I suspect that by now everyone has seen Bret Victor’s “Inventing on Principle” talk. If you haven’t, here it is:
Bret Victor – Inventing on Principle from CUSEC on Vimeo.
I found it great and inspiring not only for the interactive features, but also for the moral parts. I’ve seen some previous inventions by Bret in the past around WorryDream.com. I wish I had been taught science like this. I try to teach like this, and this definitely is the way I am going to try to teach my children with.
Back to the point, though. Cool as they were, Bret’s interactive examples made me ask myself whether it could work with something more complicated (or less contrived?). I was not quite sure.
Today Prismatic served me Chris Ganger’s Light Table – similar concept, even inspired by Bret, applied to an IDE. Take a look at this video:
The video tells a lot, but if you prefer text you can read more at Chris’ blog.
Now, this is something that probably could work. Maybe not exactly like showed here, maybe not that minimalistic, but it has some ideas that I would really like to see in my IDE today.

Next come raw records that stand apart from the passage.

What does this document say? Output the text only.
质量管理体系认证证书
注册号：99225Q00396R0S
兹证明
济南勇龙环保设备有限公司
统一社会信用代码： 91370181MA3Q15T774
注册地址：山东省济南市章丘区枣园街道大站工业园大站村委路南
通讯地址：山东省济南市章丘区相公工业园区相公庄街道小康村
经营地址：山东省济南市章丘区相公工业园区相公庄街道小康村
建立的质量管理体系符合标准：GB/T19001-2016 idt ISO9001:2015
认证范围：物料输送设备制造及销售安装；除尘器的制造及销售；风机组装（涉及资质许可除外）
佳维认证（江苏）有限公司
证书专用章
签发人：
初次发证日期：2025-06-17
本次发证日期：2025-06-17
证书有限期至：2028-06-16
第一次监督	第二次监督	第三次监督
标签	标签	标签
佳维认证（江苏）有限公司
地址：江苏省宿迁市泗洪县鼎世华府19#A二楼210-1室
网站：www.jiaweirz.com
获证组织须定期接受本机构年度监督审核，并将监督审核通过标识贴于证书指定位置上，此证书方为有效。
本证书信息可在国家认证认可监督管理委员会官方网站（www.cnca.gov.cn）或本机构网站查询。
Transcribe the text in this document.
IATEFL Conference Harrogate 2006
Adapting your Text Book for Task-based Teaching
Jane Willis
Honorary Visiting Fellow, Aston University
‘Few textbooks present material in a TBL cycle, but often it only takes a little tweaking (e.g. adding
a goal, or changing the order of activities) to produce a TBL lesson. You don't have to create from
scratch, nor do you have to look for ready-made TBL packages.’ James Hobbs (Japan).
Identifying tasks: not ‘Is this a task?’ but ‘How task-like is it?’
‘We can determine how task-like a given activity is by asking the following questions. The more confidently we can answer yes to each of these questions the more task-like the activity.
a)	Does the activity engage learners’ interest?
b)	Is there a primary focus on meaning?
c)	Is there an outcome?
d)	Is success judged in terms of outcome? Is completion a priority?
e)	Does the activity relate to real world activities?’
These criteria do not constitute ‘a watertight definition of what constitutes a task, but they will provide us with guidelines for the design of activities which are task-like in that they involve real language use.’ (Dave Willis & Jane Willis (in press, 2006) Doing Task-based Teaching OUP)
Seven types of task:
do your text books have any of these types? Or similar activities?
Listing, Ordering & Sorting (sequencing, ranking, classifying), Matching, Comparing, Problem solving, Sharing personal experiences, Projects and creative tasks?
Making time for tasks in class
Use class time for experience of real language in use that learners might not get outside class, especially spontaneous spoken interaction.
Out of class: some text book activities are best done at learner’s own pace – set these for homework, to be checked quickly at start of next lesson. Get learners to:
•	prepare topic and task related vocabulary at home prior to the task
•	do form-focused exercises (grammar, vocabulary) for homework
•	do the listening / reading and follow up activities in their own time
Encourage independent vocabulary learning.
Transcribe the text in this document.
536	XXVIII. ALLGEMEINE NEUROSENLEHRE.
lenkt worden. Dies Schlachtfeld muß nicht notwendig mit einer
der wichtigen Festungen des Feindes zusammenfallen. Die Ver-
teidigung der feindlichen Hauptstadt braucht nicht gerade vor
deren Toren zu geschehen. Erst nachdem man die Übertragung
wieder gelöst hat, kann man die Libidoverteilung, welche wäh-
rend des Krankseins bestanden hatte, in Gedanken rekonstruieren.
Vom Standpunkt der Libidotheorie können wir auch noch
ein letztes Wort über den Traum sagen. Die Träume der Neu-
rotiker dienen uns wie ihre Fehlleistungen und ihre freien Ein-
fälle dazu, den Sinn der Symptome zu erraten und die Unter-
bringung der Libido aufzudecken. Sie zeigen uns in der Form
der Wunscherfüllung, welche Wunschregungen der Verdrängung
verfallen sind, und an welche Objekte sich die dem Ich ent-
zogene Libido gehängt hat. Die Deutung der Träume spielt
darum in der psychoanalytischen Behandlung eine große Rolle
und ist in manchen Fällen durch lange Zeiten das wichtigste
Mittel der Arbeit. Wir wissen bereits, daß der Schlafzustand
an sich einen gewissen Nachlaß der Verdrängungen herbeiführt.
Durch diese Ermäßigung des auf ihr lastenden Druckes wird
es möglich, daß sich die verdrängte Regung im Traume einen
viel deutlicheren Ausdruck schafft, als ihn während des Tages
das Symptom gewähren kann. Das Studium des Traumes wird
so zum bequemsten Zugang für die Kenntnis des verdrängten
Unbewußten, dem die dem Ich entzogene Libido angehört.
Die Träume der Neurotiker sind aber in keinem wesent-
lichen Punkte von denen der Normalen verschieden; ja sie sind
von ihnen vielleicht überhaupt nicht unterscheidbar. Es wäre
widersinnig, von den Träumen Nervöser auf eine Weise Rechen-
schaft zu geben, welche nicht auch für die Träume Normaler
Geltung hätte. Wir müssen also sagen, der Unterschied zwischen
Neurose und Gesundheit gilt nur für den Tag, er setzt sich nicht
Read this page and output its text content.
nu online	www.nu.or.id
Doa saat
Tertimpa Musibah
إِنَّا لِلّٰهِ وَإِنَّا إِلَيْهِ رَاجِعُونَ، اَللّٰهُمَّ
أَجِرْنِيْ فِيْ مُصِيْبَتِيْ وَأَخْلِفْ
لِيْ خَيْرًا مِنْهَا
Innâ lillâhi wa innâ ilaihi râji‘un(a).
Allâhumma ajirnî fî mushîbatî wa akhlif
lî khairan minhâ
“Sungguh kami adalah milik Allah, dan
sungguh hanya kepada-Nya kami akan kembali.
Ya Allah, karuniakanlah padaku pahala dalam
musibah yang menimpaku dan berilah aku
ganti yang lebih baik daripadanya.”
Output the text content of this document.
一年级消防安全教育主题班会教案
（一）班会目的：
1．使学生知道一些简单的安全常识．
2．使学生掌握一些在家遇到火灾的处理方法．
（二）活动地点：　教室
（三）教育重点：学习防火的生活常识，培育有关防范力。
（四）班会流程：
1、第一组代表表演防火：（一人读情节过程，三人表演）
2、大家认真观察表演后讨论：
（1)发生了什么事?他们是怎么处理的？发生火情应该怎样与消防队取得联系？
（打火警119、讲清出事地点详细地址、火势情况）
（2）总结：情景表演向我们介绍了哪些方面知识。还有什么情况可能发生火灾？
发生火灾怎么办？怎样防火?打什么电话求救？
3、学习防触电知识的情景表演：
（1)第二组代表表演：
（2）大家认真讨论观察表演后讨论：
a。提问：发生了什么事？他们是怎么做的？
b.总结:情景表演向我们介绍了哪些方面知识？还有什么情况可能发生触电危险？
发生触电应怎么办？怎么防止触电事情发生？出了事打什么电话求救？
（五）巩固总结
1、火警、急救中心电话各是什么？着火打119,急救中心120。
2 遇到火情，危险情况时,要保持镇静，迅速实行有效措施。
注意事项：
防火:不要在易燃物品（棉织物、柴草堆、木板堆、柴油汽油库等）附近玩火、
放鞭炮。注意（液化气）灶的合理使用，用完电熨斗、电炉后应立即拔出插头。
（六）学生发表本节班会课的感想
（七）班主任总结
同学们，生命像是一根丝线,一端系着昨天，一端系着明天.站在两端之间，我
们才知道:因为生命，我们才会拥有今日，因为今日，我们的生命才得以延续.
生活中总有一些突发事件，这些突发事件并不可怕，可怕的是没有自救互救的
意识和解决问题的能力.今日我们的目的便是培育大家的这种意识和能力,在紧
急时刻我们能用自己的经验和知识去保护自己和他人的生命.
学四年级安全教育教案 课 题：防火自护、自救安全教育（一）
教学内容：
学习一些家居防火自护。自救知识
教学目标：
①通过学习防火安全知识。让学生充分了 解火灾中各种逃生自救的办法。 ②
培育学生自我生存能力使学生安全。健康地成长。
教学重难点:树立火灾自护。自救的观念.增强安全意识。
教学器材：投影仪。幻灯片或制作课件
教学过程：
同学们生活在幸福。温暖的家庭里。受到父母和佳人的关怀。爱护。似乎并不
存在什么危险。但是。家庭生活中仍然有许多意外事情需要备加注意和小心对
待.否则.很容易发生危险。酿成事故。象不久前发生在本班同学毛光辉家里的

- Showing and searching documentation this way seems absolutely possible. Eclipse does not do it for me yet, though.
- I would really love to see this kind of view where you focus on a single chunk of code (class, method or function) and can automatically see all the referenced bits (and only them) and navigate back and forth. I imagine a navigable graph that takes me between places, but it shows contents of more than one file at a time, and is not really based on files but “chunks” like functions or classes. Does not seem very far either, and could be as life-changing as multiple desktops or monitors (if not more).
- Finally, the interactive debugging. Looks great and could work on functional language like Clojure and I can see how it would work there. It would be one hell of an effort to get it working for Java though, with all the encapsulation and baroque ceremony.
All in all, very inspiring ideas. I really hope my IDE does some of those things one day. Keep up the good work, guys!